Liz Kowalczyk of The Boston Globe is adding more tinder to the price transparency fire. Her recent article follows patients who are angered by surprise surcharges tacked on to their hospital bills for doctor visits and who are starting to challenging these fees — at times refusing to pay outright!
So what are the hospitals saying? Well, they’re back-pedaling as we’d expect them to, saying, “the charges cover their overhead, but the fees are sometimes added to the bill even when patients are treated in offices miles away from the medical centers.” According to The Boston Globe these fees can creep into the hundreds of dollars, with patients getting hassled and chased by collection agencies.
Wendy Frosh was charged $500 by Tufts Medical Center for a “facility fee’’ after a 20-minute exam in literally an adjacent office building. Oh, and she got charged roughly $250 extra for a surgeon’s services. Frosh wound up switching to a new doctor after this rigmarole.
According to the article, “Hospitals have charged overhead fees for more than a decade, arguing that they help pay for crucial services such as 24-hour emergency rooms and trauma units. A Tufts spokeswoman said facility fees like that charged Frosh also support research, teaching, and the cost of complying with licensing requirements that private physicians’ offices are not subject to. She said Tufts is still one of the lowest-cost academic medical centers in the state.” Okay, this sounds like standard PR malarkey. Deflect the obvious allegation with some meaningless, relative qualifier. Hey, our product causes cancer, but the state you live in has the lowest cancer rate in the nation. Uh-uh, we’re doctors. We’re smarter than this type of faulty logic.

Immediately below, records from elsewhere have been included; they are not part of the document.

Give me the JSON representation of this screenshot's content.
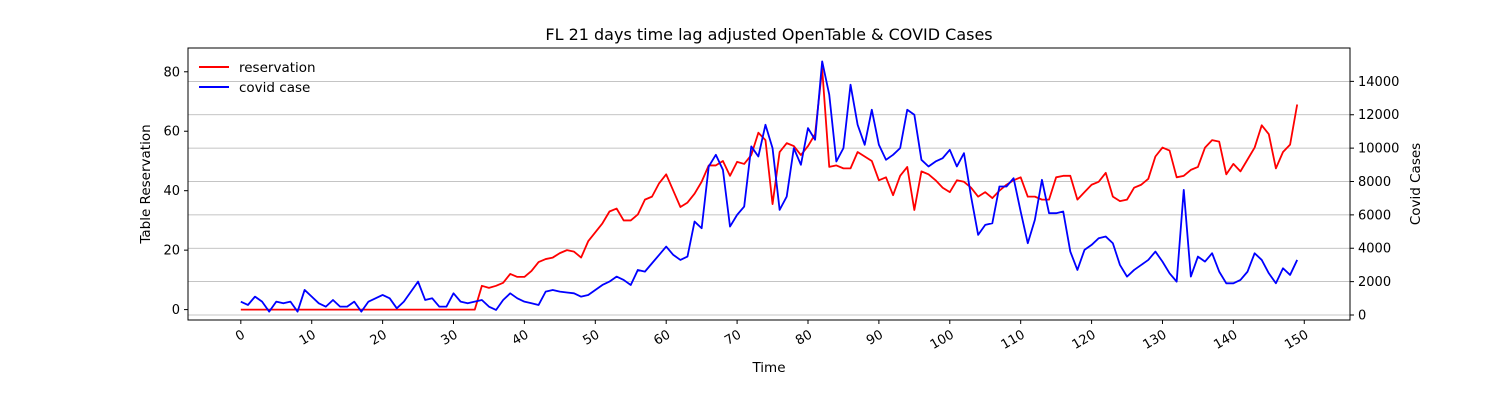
{
  "chart_data": {
    "type": "line",
    "title": "FL 21 days time lag adjusted OpenTable & COVID Cases",
    "xlabel": "Time",
    "ylabel": "Table Reservation",
    "y2label": "Covid Cases",
    "xlim": [
      -7.45,
      156.45
    ],
    "ylim": [
      -3.5,
      88
    ],
    "y2lim": [
      -300,
      16000
    ],
    "xticks": [
      0,
      10,
      20,
      30,
      40,
      50,
      60,
      70,
      80,
      90,
      100,
      110,
      120,
      130,
      140,
      150
    ],
    "yticks": [
      0,
      20,
      40,
      60,
      80
    ],
    "y2ticks": [
      0,
      2000,
      4000,
      6000,
      8000,
      10000,
      12000,
      14000
    ],
    "grid": "y2-major",
    "legend_position": "top-left",
    "series": [
      {
        "name": "reservation",
        "axis": "left",
        "color": "#ff0000",
        "y": [
          0,
          0,
          0,
          0,
          0,
          0,
          0,
          0,
          0,
          0,
          0,
          0,
          0,
          0,
          0,
          0,
          0,
          0,
          0,
          0,
          0,
          0,
          0,
          0,
          0,
          0,
          0,
          0,
          0,
          0,
          0,
          0,
          0,
          0,
          8,
          7.3,
          8,
          9,
          12,
          11,
          11,
          13,
          16,
          17,
          17.5,
          19,
          20,
          19.5,
          17.5,
          23,
          26,
          29,
          33,
          34,
          30,
          30,
          32,
          37,
          38,
          42.5,
          45.5,
          40,
          34.5,
          36,
          39,
          43,
          48.5,
          48.5,
          50,
          45,
          49.7,
          49,
          52,
          59.5,
          57,
          35.5,
          53,
          56,
          55,
          52,
          55,
          59,
          81,
          48,
          48.5,
          47.5,
          47.5,
          53,
          51.5,
          50,
          43.5,
          44.5,
          38.5,
          45,
          48,
          33.5,
          46.5,
          45.5,
          43.5,
          41,
          39.5,
          43.5,
          43,
          41,
          38,
          39.5,
          37.5,
          40,
          42,
          43.5,
          44.5,
          38,
          38,
          37,
          37,
          44.5,
          45,
          45,
          37,
          39.5,
          42,
          43,
          46,
          38,
          36.5,
          37,
          41,
          42,
          44,
          51.5,
          54.5,
          53.5,
          44.5,
          45,
          47,
          48,
          54.5,
          57,
          56.5,
          45.5,
          49,
          46.5,
          50.5,
          54.5,
          62,
          59,
          47.5,
          53,
          55.5,
          69
        ]
      },
      {
        "name": "covid case",
        "axis": "right",
        "color": "#0000ff",
        "y": [
          800,
          600,
          1100,
          800,
          200,
          800,
          700,
          800,
          200,
          1500,
          1100,
          700,
          500,
          900,
          500,
          500,
          800,
          200,
          800,
          1000,
          1200,
          1000,
          400,
          800,
          1400,
          2000,
          900,
          1000,
          500,
          500,
          1300,
          800,
          700,
          800,
          900,
          500,
          300,
          900,
          1300,
          1000,
          800,
          700,
          600,
          1400,
          1500,
          1400,
          1350,
          1300,
          1100,
          1200,
          1500,
          1800,
          2000,
          2300,
          2100,
          1800,
          2700,
          2600,
          3100,
          3600,
          4100,
          3600,
          3300,
          3500,
          5600,
          5200,
          8900,
          9600,
          8700,
          5300,
          6000,
          6500,
          10100,
          9500,
          11400,
          10000,
          6300,
          7100,
          10000,
          9000,
          11200,
          10500,
          15200,
          13200,
          9200,
          10000,
          13800,
          11400,
          10200,
          12300,
          10200,
          9300,
          9600,
          10000,
          12300,
          12000,
          9300,
          8900,
          9200,
          9400,
          9900,
          8900,
          9700,
          7100,
          4800,
          5400,
          5500,
          7700,
          7700,
          8200,
          6200,
          4300,
          5700,
          8100,
          6100,
          6100,
          6200,
          3800,
          2700,
          3900,
          4200,
          4600,
          4700,
          4300,
          3000,
          2300,
          2700,
          3000,
          3300,
          3800,
          3200,
          2500,
          2000,
          7500,
          2300,
          3500,
          3200,
          3700,
          2600,
          1900,
          1900,
          2100,
          2600,
          3700,
          3300,
          2500,
          1900,
          2800,
          2400,
          3300
        ]
      }
    ]
  }
}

The Tufts spokeswoman goes on to say, “Many in the health industry believe the use of the surcharge has expanded as hospitals buy up physician practices in the community.” So what do you do here? We need hospitals to treat patients, right? But what if the hospitals are buying up practices and then hijacking the billing process? This is isn’t something you can answer with a simple sentence. But we can keep up the vigilance, and do our best to keep people aware of these unjustifiable circumstances. And while we support free market activity (of which, acquiring a business is common), can we agree that doing such business to ultimately blindside people with unfair charges IS UNETHICAL. Once again, we’re prompted to remind fellow and aspiring concierge doctors: make price transparency your friend. As a friend’s grade school principal once said, “If you’re not part of the solution, you’re part of the problem.”
Check out the complete article if you have time. There are more than a few documented horror stories. Supposedly, not all the hospitals defend their own fees, which says a lot about the current healthcare climate.